Pencuri-pencuri


Oh, Tuhan. Mengapa kau biarkan negeriku dihuni pencuri-pencuri. Aku kira dunia adalah taman indah yang Kau berikan untuk kami, anakmu. Namun sekarang aku tak bisa melihat setangkai bunga pun di sini. Tidak juga rumput liar. Apalagi pohon-pohon berbuah ranum. Barangkali taman-Mu sudah dijarah pencuri-pencuri itu.

Pencuri perhatian adalah garis darah kami anak-anak bangsa. Anak yang baru lahir di negeriku, saat itu juga mendapat gelar pencuri perhatian. Tumbuh besar, mereka harus bisa mencuri perhatian yang lebih besar. Kalau tak bisa, jangan harap bisa hidup di negeriku. Saat aku lahir dengan kepribadian melankolis yang tidak begitu menyenangi hiruk-pikuk keramaian dan susah bergaul, saat itu juga aku dikutuk tidak akan sukses di negeri ini. Karena kesuksesan adalah milik pencuri perhatian dengan banyak teman. Keahlian khusus dan pengetahuan bukanlah tolak ukur utama. Koneksi dan relasi tolak ukur utamanya.
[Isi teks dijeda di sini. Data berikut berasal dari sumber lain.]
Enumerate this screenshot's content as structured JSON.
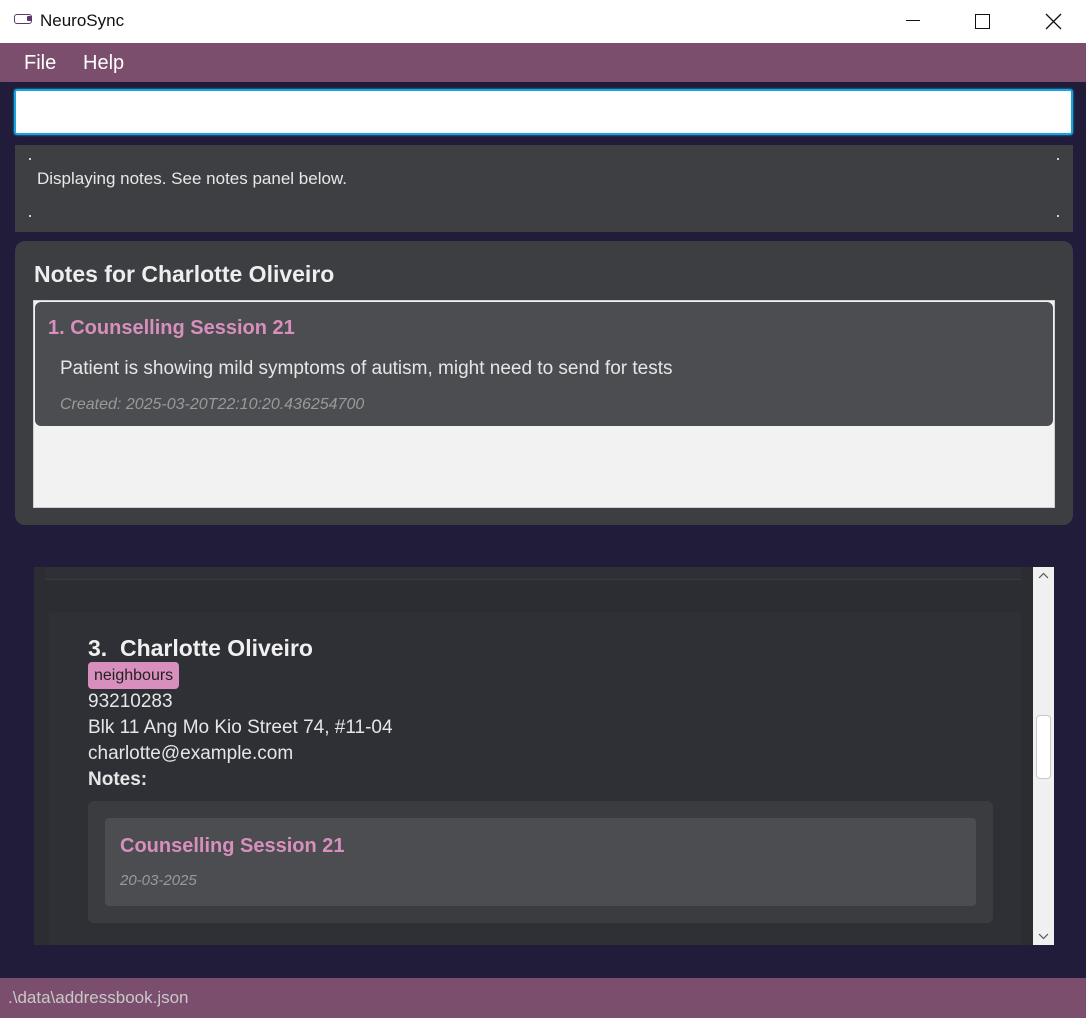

Pencuri paling berbahaya adalah pencuri yang tidak mengenakan topeng. Mereka tidak perlu menutupi identitas mereka. Kalau tertangkap, mereka akan tersenyum ke hadapan kamera para wartawan. Mereka menjawab semua pertanyaan dengan kerendahan hati serupa padi. Berguyon seolah mereka bukan pencuri, kendati bukti ada di mana-mana. Benar, mereka tidak mengenakan topeng waktu melakukan pencurian besarnya. Tapi waktu tertangkap, diadili, mereka akan mengenakan topeng badut itu. Pencuri uang rakyat! kata pencuri lainnya pada mereka. Tapi aku lebih memilih menyebut mereka pencuri paling berbahaya. Mereka bisa berjalan-jalan tanpa takut polisi menangkap mereka. Justru polisi akan menjadi pengawal mereka waktu hendak mencuri di gedung besar itu. Orang-orang akan memasang wajah mereka di setiap pertigaan jalan. Seorang ibu akan bangga ketika anaknya digendong mereka. Karena bagiku yang paling bahaya adalah ketidaktahuan atau pengetahuan yang tidak digunakan.

Pencuri suci lebih mengerikan lagi. Sebagai bangsa penganut erat religius, pencuri-pencuri ini benar-benar mencemarkan tanah air. Mereka akan mengenakan jubah putih yang menjadi lambang kesucianmu untuk merampok orang-orang. Ada yang datang dengan mata iba yang tidak tertahankan, mengutarakan beberapa bait sabda pada orang-orang dengan semangat membara. Namun harus dengan bayaran yang pas dan jelas. Mereka menjajakan sabda-Mu! Mereka pencuri sabda suci lalu menjualnya pada orang-orang.

Aku benar-benar muak! Amarah bukan lagi kata yang tepat untuk mengungkapkan perasaanku. Seorang suami akan mencuri istri tetangganya. Pria tua akan mencuri masa depan gadis belia yang kebetulan berpapasan. Seorang pengusaha akan saling mencuri dengan saingannya. Anak-anak kami tumbuh dengan darah pencuri mengalir di nadinya. Tumbuh besar dan berakhir menjadi seorang pencuri. Ketika tak cukup lihai tumbuh di negeri pencuri ini, lantas berakhir kelaparan. Aku salah satunya. Aku salah satunya! Tetapi mengapa ketika aku mencuri seekor ayam yang bukan milik siapa-siapa selain milik-Mu, malah berakhir babak belur begini. Mengapa mereka semua masih berkeliaran dengan gelak tawa yang membahana sementara aku yang terpaksa harus mencuri untuk memenuhi isi perut anak-istriku berakhir seperti ini!

Tanganku patah. Mata kiriku seperti ditutupi tirai merah pekat. Kakiku, oh kakiku, sedari tadi mereka hanya bisa gemetar tanpa bisa menopang tubuhku. Tuhanku, sebelum nafas ini berhenti aku berharap Engkau bisa mengabulkan satu permintaanku...

Kumohon, beri anak-istriku makanan yang bukan hasil curian.